Abortion was, for Bobby, an essentially contested concept because the opposing sides are unlikely to reach agreement, given that they don't "share the same paradigm of privacy and liberty." Twenty years ago, Bobby called abortion a constitutional crisis, noting that Roe had already been whittled away by state legislatures responding to the Supreme Court's promise of lessened scrutiny of abortion restrictions.  Later, he would write: "American politics and culture have suffered greatly from the abortion wars."  It's as true now as ever.

But abortion was not the only contested issue that fascinated Bobby.  He would have been holding his breath, as many of us were, when the Supreme Court decided the health care case last term, and he would have loved even more watching the Court wrestle with the big issues on the docket this term -- the Texas affirmative action case, the challenge to DOMA and California's Proposition 8, and the Voting Rights Act challenge, all of which raise questions that were of consuming interest to Bobby.  Partly because he was such a child of the '60s, and partly because these cases raise fundamental questions about who we are as Americans, this Term would have mesmerized him.

Late in his life, Bobby started exploring how courts in other countries were addressing similar issues. One development we discussed was the way courts were using the right to human dignity to resolve controversial constitutional questions: in 2010 alone, the year he died, the Mexican Supreme Court protected as an incident of human dignity the right of same-sex couples to adopt, the German Constitutional Court ruled that social security benefits must be "in line with human dignity," and the Namibian Supreme Court read free speech rights in light of human dignity, just to give a few examples.

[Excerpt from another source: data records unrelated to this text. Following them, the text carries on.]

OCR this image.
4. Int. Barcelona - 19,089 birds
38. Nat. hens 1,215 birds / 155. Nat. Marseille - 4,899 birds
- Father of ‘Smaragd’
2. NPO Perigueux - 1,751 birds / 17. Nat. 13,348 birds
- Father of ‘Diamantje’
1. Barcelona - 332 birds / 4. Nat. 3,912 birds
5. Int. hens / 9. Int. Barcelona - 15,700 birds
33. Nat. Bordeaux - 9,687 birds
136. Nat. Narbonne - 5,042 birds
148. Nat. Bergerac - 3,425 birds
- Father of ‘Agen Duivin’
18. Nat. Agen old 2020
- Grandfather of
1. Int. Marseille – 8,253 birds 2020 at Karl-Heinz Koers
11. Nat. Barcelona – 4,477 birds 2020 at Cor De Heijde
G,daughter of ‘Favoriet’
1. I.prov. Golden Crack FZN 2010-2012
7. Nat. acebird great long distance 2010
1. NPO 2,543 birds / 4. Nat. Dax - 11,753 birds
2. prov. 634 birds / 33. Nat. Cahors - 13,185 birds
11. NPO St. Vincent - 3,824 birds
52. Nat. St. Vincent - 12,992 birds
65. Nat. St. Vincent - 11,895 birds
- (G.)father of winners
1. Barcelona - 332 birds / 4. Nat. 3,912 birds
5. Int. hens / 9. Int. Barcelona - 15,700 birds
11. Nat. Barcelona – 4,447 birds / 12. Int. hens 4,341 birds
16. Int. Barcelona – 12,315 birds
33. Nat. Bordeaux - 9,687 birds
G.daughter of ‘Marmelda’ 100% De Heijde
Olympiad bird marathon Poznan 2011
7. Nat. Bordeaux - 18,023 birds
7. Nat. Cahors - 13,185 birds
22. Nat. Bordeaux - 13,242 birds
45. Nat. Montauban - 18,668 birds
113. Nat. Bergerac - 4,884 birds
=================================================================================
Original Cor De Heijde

Bobby believed that constitutional decisions should be made on the basis of deliberation and not of a pre-commitment to some exo-constitutional dedicated values.  But he was intrigued, as I have been, by the possibility that courts could give human dignity enough concrete meaning to bring together contending sides of an essentially contested controversy.  I've examined this in Dignity Rights: Courts, Constitutions, and the Worth of the Human Person, and in subsequent posts, I'll write about how human dignity has become embedded in global constitutional jurisprudence.  For now, I just wonder how Bobby would have responded to the notion that courts are guided by the principle of human dignity as they decide cases about same sex marriage, voting rights, affirmative action, and even abortion.


Blogger Patrick S. O'Donnell said...

I'm drawn to Susanne Baer's notion of dignity, liberty, and equality understood as a "fundamental rights triangle of constitutionalism," so for that and other reasons, I look forward to your posts (and reading the book).

I might at some point post a few things about two recent works on dignity: one by George Kateb, the other by Michael Rosen (perhaps discussing Waldron's Tanner Lecture as well). I trust Bobby's background in philosophy would countenance this as well!